Moins (Que me chantes-tu là? )
Trois scènes pilotes ont été tournées en avril 2015 sur un scénario d’Elsa Wack, de Véronique Barre-Comtat et de Mary Lucken-Babel. Le pilote (12'58) est intitulé "Bémol" et est visible sous liens suivants:

https://www.youtube.com/watch?v=4wnkNwB84aQ

et (avec sous-titres allemands) https://vimeo.com/user41206254

Synopsis
Au bout du fil, il y a Nathalie, avec son obsession de la fin du monde, et Jack, son ex, qu’elle considère comme une fin du monde à lui tout seul.
En 1985, au sortir d’une prime jeunesse pleine d’excès, Nathalie trouve en effet que Jack boit trop, et aussi que la musique est trop amplifiée et que ses collègues, là où elle travaille, prennent des pauses trop longues.
Nathalie aurait voulu cet enfant, si fort.
Et elle tombe amoureuse de son chef, si fort.
Musicienne à ses heures, elle peine à maîtriser son rythme, sa voix, son instrument.
Ses collègues la rejettent, le monde de l’art ne lui fait pas de cadeaux et ses relations avec sa mère, venue « l’aider », dérivent vers des voies dangereuses.
Une chanson va émerger au fil d’une série de rencontres avec un musicien.

L'équipe
Isabelle Caillat : Nathalie
Tadeusz Roth : Jean-Charles
Lionel Brady : Jack
Mary Lucken-Babel, réalisation
Dominique Comtat, image, son et montage
Elsa Wack, production, assistance à la réalisation
Jean-David Roth, Ayser Vançin (musique)

Notes

Chanson
La chanson : « Grouille »(version demo de travail) :

Photos du tournage



Note d'intention

Avec « Moins », puisque tel est le titre de ce scénario, nous aimerions parler d’une époque, autour des années 80, où certains jeunes ne se prenaient pas en charge, passaient leur temps en expériences diverses et variées, n’avaient pas peur des contradictions, étaient même totalement incohérents.
Nous aimons les contradictions, c’est une bonne source d’amusement.
Mais revenons à notre jeunesse: ce n’était pas sa faute, l’époque le voulait.
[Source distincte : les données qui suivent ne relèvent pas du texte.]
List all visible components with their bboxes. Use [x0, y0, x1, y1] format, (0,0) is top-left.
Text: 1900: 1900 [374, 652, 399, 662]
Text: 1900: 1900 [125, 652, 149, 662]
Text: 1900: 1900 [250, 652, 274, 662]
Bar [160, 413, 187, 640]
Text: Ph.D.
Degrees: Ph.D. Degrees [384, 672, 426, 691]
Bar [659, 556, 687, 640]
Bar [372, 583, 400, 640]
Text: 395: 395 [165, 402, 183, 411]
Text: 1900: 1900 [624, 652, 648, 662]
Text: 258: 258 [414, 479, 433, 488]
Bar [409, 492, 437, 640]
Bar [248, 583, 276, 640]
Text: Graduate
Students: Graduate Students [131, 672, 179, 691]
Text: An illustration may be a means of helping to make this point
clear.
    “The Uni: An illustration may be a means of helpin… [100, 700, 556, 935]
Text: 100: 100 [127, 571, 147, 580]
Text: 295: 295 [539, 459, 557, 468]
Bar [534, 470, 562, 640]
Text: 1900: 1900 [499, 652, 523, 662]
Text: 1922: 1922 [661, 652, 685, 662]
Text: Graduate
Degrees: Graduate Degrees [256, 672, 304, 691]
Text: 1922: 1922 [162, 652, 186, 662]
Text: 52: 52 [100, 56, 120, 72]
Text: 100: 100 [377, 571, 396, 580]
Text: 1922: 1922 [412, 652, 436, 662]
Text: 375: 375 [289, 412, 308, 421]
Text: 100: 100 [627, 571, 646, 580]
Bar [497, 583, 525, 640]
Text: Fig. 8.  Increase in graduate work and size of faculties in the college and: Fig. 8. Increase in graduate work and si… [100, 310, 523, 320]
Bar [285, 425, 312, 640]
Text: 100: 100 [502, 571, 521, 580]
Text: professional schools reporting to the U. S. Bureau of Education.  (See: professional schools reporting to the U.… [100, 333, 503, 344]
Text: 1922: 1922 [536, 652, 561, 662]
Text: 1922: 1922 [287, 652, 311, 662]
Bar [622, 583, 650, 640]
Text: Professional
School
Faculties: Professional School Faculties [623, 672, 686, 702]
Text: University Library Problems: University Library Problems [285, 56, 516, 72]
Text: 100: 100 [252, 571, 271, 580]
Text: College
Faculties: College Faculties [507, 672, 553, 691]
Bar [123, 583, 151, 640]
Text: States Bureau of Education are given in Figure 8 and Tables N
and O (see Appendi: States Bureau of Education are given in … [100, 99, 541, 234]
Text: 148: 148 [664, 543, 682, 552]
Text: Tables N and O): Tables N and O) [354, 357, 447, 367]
La roue de la fortune tourne et elle était sur le point de redescendre. Les préoccupations étaient très noires. Nous avons envie d’en sourire.
Nous avons aussi envie de transmettre à la génération actuelle une explication, une vague excuse, du pétrin dans lequel nous nous trouvons. Nous voudrions que l’on puisse puiser là du courage, car la roue continue de tourner, et nous espérons que ce film pourra se tourner.
Vous l’aurez compris, c’est un film d’amour.